* Nossa pensadora musical contemporânea Dora Guerra, que comanda a newsletter parceira Semibreve, agora implic… questiona os vídeos esteticamente frios do quentíssimo pop brasileiro. Será que é proposital ou acidental? Coincidência estética ou o nosso pop quer nos avisar que já estamos vivendo um certo apocalipse (ou pós-apocalipse) cultural?
Dora Guerra dá uma iluminada nessa escuridão.
Notou que os vídeos do pop brasileiro andam meio… cyberpunks?
Tudo bem, existe essa tendência no pop gringo já há algum tempo (o k-pop que o diga!). Mas, na minha concepção, o cyberpunk era um pouco difícil de associar ao pop brasileiro: uma música tradicionalmente mais orgânica, viva, carnavalesca. Por exemplo: “Nem Um Pouquinho”, da Duda Beat, tem lá seu lado sombrio, mas cai num pagodão baiano. Por que complementar esse tipo de sonoridade com um vídeo tão escuro e “poluído”?
De Duda Beat a Iza, passando por Pabllo Vittar, é curioso que artistas cujas marcas registradas eram (essencialmente) o calor estejam atraídas por visuais mais frios. Muitas dessas artistas, inclusive, cantam sobre temas individuais, não coletivos; têm mais política, crítica e filosofia em seus pronunciamentos públicos que em suas músicas propriamente ditas. Será que escolher o cyberpunk não passa uma outra mensagem?
Afinal, a estética escancara diversas questões: projeta um futuro possivelmente poluído e pessimista; uma vida urbana hiperbólica, que te engole por completo; uma dúvida profunda sobre o que quer dizer ser humano em meio a desenvolvimentos tecnológicos tão avançados; e a decadência, decadência, decadência.

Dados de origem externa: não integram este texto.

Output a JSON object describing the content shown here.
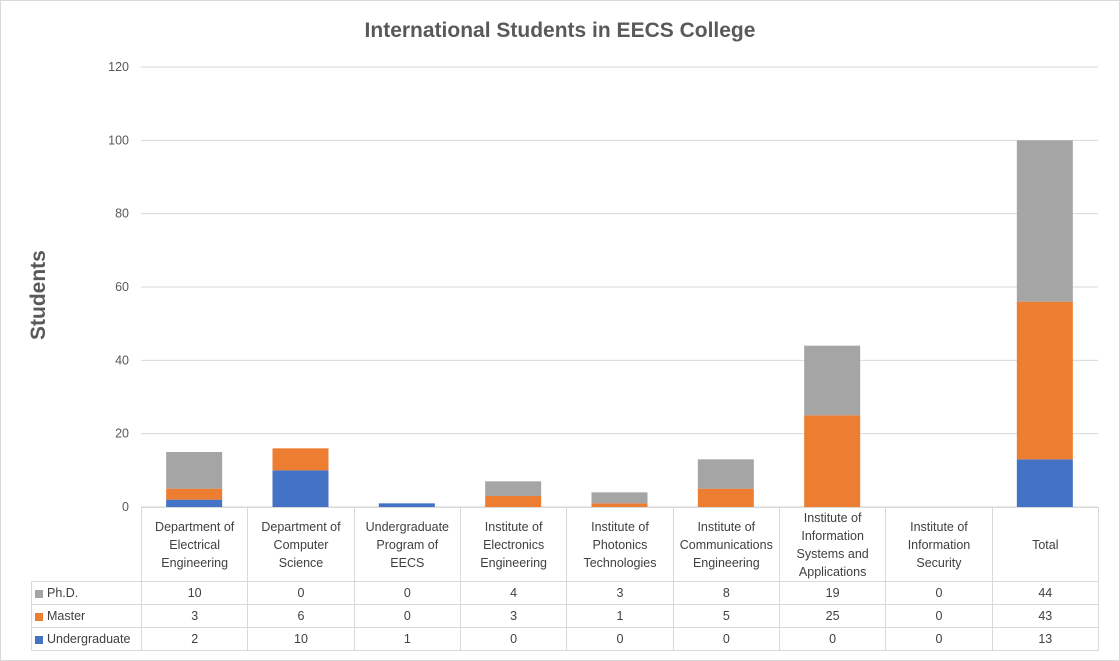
{
  "chart_data": {
    "type": "bar",
    "stacked": true,
    "title": "International Students in EECS College",
    "xlabel": "",
    "ylabel": "Students",
    "ylim": [
      0,
      120
    ],
    "yticks": [
      "0",
      "20",
      "40",
      "60",
      "80",
      "100",
      "120"
    ],
    "grid": true,
    "legend": "table-bottom",
    "categories": [
      "Department of Electrical Engineering",
      "Department of Computer Science",
      "Undergraduate Program of EECS",
      "Institute of Electronics Engineering",
      "Institute of Photonics Technologies",
      "Institute of Communications Engineering",
      "Institute of Information Systems and Applications",
      "Institute of Information Security",
      "Total"
    ],
    "series": [
      {
        "name": "Undergraduate",
        "color": "#4472c4",
        "values": [
          2,
          10,
          1,
          0,
          0,
          0,
          0,
          0,
          13
        ]
      },
      {
        "name": "Master",
        "color": "#ed7d31",
        "values": [
          3,
          6,
          0,
          3,
          1,
          5,
          25,
          0,
          43
        ]
      },
      {
        "name": "Ph.D.",
        "color": "#a5a5a5",
        "values": [
          10,
          0,
          0,
          4,
          3,
          8,
          19,
          0,
          44
        ]
      }
    ]
  }
}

Por esses e outros motivos, esse estilo fantástico-tecnológico-decadente até casou bem com o trap – o que dá para sacar aqui pelo trabalho de alguém feito o Matuê, no disco “MÁQUINA DO TEMPO”. Pegando pelo lado literal, basta ver que a voz autotunada – tecnológica, meio robótica – e o beat, mais sombrio, têm uma conversa direta com a estética cyberpunk. Tudo isso, claro, influenciado por um dos maiores do gênero internacionalmente: Travis Scott.
E à medida que o trap vai deixando sua influência mundialmente e reinando nas paradas, era de se esperar que seus elementos visuais também deixassem pistas no universo mais pop. Vale lembrar também que existe algo de sensual em tudo que é sombrio – o caso do cyberpunk não é exceção; e, se cabe sexy, cabe o pop.
E tem mais, tem mais: tem uma indústria audiovisual crescente no brasil (aos trancos e barrancos, mas isso a gente deixa para outra hora), com gente jovem e boa de serviço e investimentos milionários em videos musicais como nunca antes. Tem grande artista com recurso para bancar um mundo fantasioso ou uma distopia e isso com certeza ajuda. Além disso, a relação direta que a estética cyberpunk faz com o mundo dos games é uma proposta atraente pra qualquer um.
Mas, mesmo considerando todo o papo daí de cima – e ainda que pareça apenas uma escolha estética –, não é só isso: a mera opção pelo cyberpunk já carrega muito significado. Ao projetar um futuro, a estética acompanha um sentimento coletivo, baseado em um certo pessimismo, muitas questões sobre a humanidade e a tecnologia. Mesmo que o flerte com o cyberpunk não ocorra em temática musical ou com densidade, escolher essa estética quer dizer acreditar que ela combina com algo do presente; por definição, a ficção científica sempre tem raízes rastreáveis no agora.
Fato é que o cyberpunk combina com o Brasil, sim. Combina com a sensação de apocalipse ou pós-apocalipse que ainda nos assombra; com o universo poluído, decadente e tenebroso que o governo nos proporcionou; com a tecnologia que, na pandemia, foi o único mediador possível das relações humanas (que de humanas pouco tiveram); com a queimada do que temos de mais simbólico e colorido; e com a realidade autoritária dessas distopias.
Mais precisamente: se estivéssemos vivendo um eterno Carnaval, não sei se haveria espaço para cyberpunk.
Uma estética nunca é só uma estética; em um ou outro vídeo talvez, mas, se já passou de três, se torna algo para se observar mais atentamente. Dançando e sensualizando com seus replicantes, Pabllo Vittar não pretende te trazer o mesmo terror realista que o Criolo em “Sistema Obtuso” (que não é cyberpunk necessariamente, apenas punk de se ver). Mas nunca esteve tão próxima do clima obscuro, coabitando em um mesmo universo tenso e pesado.
É que somos mesmo conterrâneos nesta terra distópica. Será que, quando tudo passar, os vídeos se iluminam de novo?